I want to implement a broker server and media server architecture and I have two questions regarding that:
In the broker server, how are media servers managed? Do I need to store all the connections in the broker server? Additionally, how does the broker server handle connections when a media server connects or disconnects?
In the media server, should I create all the workers at once, or just create workers on demand? How do I decide when to make a new worker or reuse the old one?
Broker server is synchronous with the mediia servers connected; all actions performed and deduction of weight/etc are handled at the broker so future decisions on where users are moved/etc is sorted.
Yes or any discovery server to manage these connections.
When media server connects it authenticates itself and if valid the broker will keep reference of this media servers usage/etc. Upon a disconnect the users on that server would be told to drop the connection if it hadn’t timed out for them just yet and find a new server.
There’s no easy answer here but on demand creation/destruction would be ideal for workers; however this may not be easily done at first and most commonly you’ll see human intervene in this process often enough and do it manually.
I see a lot of people using WebSockets for media server discovery, and they have media server management on the broker side. Is this an ideal way, or is there anything else that I am missing here?
I am planning to use WebSocket connections for media server discovery and TCP connections to communicate between the broker server and media server. Is this an ideal start?
Yes, WebSockets would be commonly used. It’s as ideal as you make it truthfully, broker servers are complicated to scale. There’s opening multiple zones when this happens though.
I run bash code that checks every so often if overall CPU is way too high (80-90%), I find all the PIDs of mediasoup-worker’s and determine which is least used and stop the process temporarily. If CPU returns to normal we can re-start the workers.
I run a weight system so users are guaranteed a slot to broadcast and be consumed by many users. Not always is this the case however, a user could have a single viewer and this could take a slot without the much needed CPU. In other words we could run out of slots very quickly so I run more workers to ensure this doesn’t happen and automate the process opening/closing workers to move users to best server. The worker is designed with limits already so it cannot exceed 100% CPU core. So it wouldn’t matter if I had 5-15 workers per core if workers get closed as usage picks up. This in turn helps provide slots for many users but at the same time ensure you never over-load as long as you close the lowest used workers till you’re at one worker per core.
If I receive enough alerts of this taking place it’s a sign I need more servers or workers depending on the state of growth.
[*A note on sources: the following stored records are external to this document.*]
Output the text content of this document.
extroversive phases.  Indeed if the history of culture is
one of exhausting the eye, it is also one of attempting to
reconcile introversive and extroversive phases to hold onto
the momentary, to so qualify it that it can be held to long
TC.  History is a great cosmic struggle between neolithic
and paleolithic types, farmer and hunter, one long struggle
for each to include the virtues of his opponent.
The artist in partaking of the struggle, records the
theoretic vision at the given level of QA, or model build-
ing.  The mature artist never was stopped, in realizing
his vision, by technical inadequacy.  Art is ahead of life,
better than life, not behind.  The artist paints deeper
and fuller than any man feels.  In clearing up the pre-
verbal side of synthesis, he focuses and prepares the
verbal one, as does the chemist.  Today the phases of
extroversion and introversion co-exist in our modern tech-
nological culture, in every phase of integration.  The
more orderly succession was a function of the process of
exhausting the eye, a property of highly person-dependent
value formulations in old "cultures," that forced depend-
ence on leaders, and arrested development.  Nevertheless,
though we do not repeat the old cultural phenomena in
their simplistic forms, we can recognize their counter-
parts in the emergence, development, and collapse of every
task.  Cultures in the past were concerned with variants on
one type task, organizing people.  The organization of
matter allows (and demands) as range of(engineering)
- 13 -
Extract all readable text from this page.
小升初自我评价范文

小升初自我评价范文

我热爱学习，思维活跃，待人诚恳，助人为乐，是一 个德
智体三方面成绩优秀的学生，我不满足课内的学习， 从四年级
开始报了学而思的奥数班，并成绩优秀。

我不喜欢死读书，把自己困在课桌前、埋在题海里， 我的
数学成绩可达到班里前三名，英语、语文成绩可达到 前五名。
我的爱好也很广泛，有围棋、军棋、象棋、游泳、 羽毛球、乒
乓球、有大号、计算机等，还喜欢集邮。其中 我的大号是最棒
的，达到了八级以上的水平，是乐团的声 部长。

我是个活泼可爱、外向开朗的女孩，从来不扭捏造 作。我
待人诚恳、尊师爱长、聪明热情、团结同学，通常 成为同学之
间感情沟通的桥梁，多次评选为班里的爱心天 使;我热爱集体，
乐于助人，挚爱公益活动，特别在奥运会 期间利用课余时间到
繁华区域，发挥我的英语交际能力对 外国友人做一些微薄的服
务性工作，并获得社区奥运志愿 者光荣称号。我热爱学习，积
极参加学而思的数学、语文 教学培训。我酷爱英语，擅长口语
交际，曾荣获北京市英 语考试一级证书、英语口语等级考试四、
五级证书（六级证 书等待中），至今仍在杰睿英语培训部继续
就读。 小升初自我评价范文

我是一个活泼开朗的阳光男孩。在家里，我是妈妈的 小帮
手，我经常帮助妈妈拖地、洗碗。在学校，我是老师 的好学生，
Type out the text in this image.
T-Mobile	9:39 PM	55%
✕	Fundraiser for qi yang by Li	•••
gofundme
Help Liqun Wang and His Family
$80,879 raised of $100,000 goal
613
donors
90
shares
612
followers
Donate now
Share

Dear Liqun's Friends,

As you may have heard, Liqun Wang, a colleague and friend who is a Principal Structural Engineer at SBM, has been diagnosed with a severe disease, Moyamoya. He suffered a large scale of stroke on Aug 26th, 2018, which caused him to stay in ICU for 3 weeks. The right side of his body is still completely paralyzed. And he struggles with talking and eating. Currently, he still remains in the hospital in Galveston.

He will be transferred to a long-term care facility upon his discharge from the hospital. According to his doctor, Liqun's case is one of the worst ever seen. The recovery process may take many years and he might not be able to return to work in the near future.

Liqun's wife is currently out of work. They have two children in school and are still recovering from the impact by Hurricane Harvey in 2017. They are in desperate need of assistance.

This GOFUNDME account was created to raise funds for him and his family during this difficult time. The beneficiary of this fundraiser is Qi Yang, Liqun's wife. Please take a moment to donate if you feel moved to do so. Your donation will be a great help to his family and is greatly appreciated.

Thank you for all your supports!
This sounds like a lot of manual work that needs to be carefully monitored 24/7. Also, the solution you provided seems to contradict my understanding of mediasoup. Firstly, we cannot run more workers than the number of CPUs, as directed in the docs. Additionally, once a worker is created, it shouldn’t be closed because there might be users utilizing it, even if there is only one user. Also, closing a worker means closing all routers, which in turn means closing all transports, producers, and consumers. Also, I am looking for a system to be automatic. Well, anyway, the system seems to be more complicated than I am thinking. Do you provide consulting as a service, or would you work together in building something really cool ?